Circa l’oggetto della società, dovrebbe rilevare l’attività effettivamente svolta, per cui una società di persone o di capitali che, concretamente, si limita alla mera locazione immobiliare, può trasformarsi in società semplice anche se in statuto è prevista la compravendita o la costruzione/ristrutturazione immobiliare, come di frequente accade perché i soci non hanno voluto vincolarsi a non esercitare attività che, in futuro, avrebbero potuto intraprendere. Il tema è stato recentemente affrontato da due studi del Consiglio nazionale del Notariato (numero 69-2016/T e 73-2016/I), che superano posizioni più rigide assunte in passato da parte della dottrina. Ovviamente, all’atto della trasformazione tali attività vanno espunte dall’oggetto sociale, in quanto non attuabili nelle vesti di società semplice. Si ritiene che il codice attività (Ateco), posseduto ai fini Iva, non possa essere considerato dirimente anche se, quando correttamente attribuito, è sicuramente un indizio sull’attività svolta in prevalenza (ma non per forza esclusivamente) dalla società.

Va posta attenzione al fatto che gli effetti fiscali dell’operazione si allontanano da quelli della “ordinaria” trasformazione tra società commerciali, per avvicinarsi a quelli della trasformazione eterogenea (articolo 171 Tuir). Ciò significa che: i beni diversi da quelli agevolati vanno considerati come destinati a finalità estranee all’esercizio dell’impresa, con conseguente emersione di plus/minusvalenze rilevanti; le riserve in sospensione d’imposta sono per l’intero ammontare assoggettate a tassazione sostitutiva del 13% (si ritiene senza alcuna imposizione aggiuntiva sui soci); le riserve di utili delle società di capitali si intendono distribuite nel periodo di imposta successivo alla trasformazione; la base imponibile dell’imposta sostitutiva (sia quella dell’8%-10,5% che quella del 13%) accresce, proporzionalmente, il costo fiscalmente riconosciuto delle quote possedute dai soci, rendendo più leggero un eventuale capital gain in caso di successiva cessione delle quote.

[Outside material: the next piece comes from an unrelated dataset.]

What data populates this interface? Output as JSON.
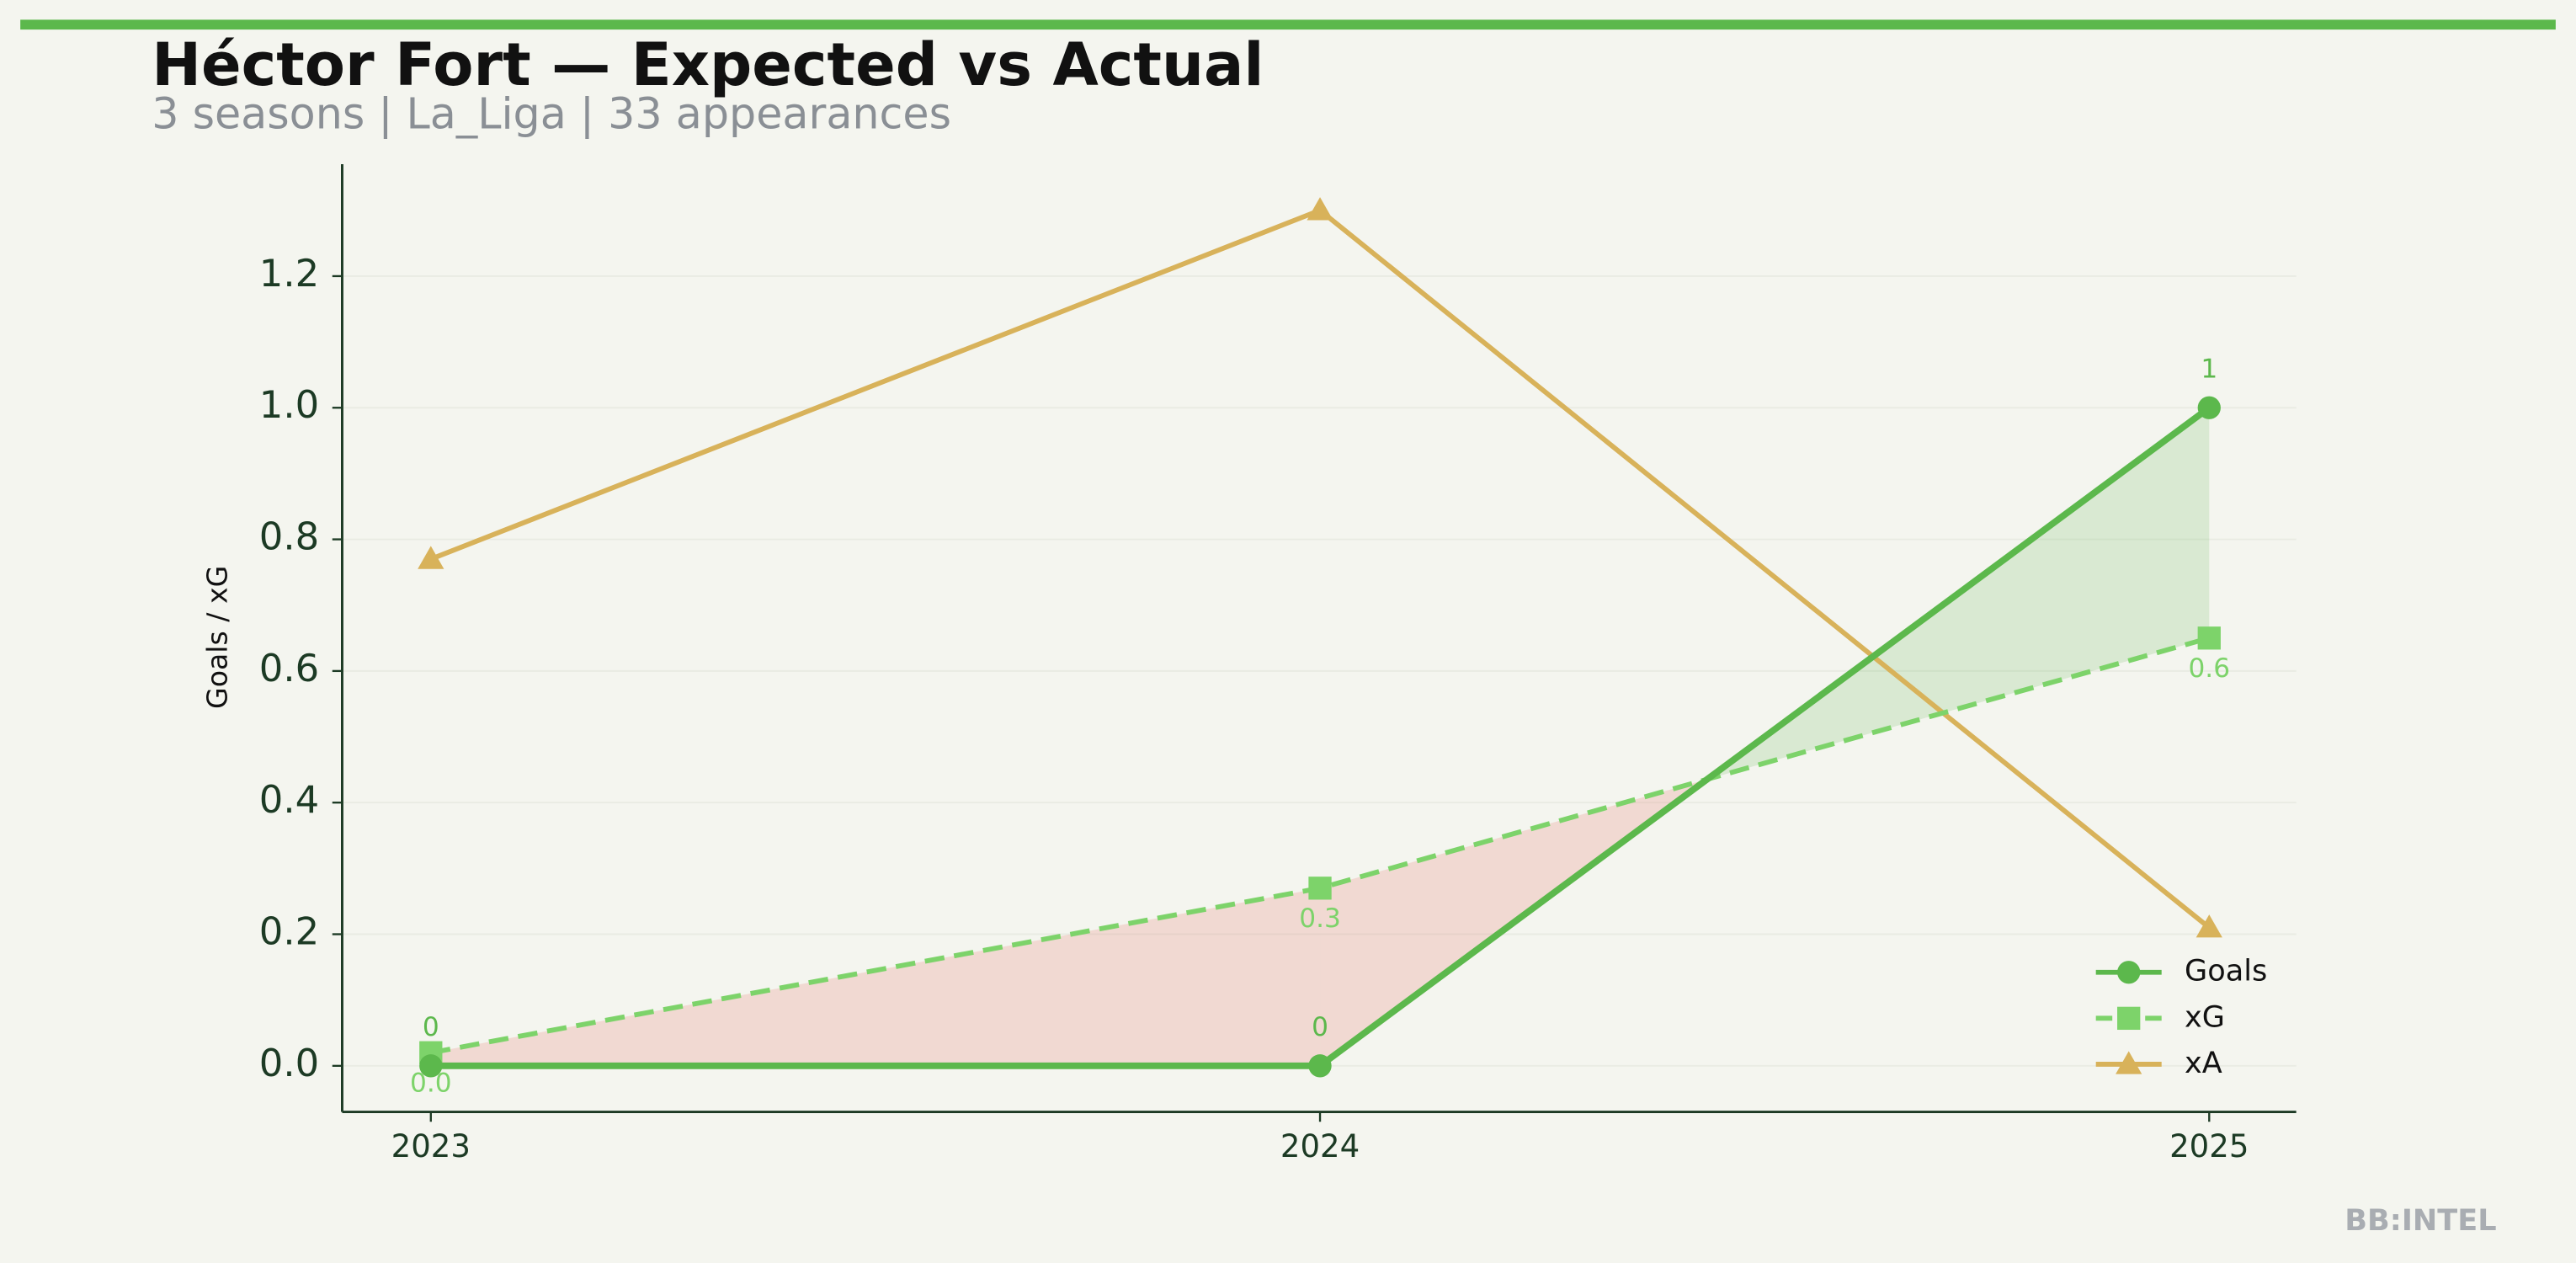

Poiché la trasformazione non interrompe il quinquennio di possesso, la successiva cessione dell’immobile da parte della società semplice – fattispecie produttiva di reddito diverso e non più di reddito d’impresa – genererà, nella grande maggioranza dei casi, un plusvalore non imponibile per la società, che dovrebbe mantenere tale qualificazione anche ove ripartito tra soci, pure in sede di liquidazione (interpello Dre Lombardia 904/91/2013). Un vantaggio da non sottovalutare.

Da ricordare anche che la chiusura della partita Iva - che, secondo l’Agenzia, è naturalmente connaturata alla trasformazione - comportando la destinazione dei beni a finalità estranee all’esercizio d’impresa, realizza il presupposto oggettivo Iva (qualora detratta all’atto dell’acquisto), con applicazione di regole simili a quelle delineate per l’assegnazione di beni ai soci. L’imposta di registro e quelle ipocatastali sono fisse (200 euro ciascuna).

Con riferimento ai fabbricati strumentali locati, occorre ricordarsi, entro 30 giorni dalla trasformazione, di modificare il contratto con il modello “69” e versare il conguaglio dell’1% (dall’1% al 2%), con modello F23, fino alla fine della annualità in corso.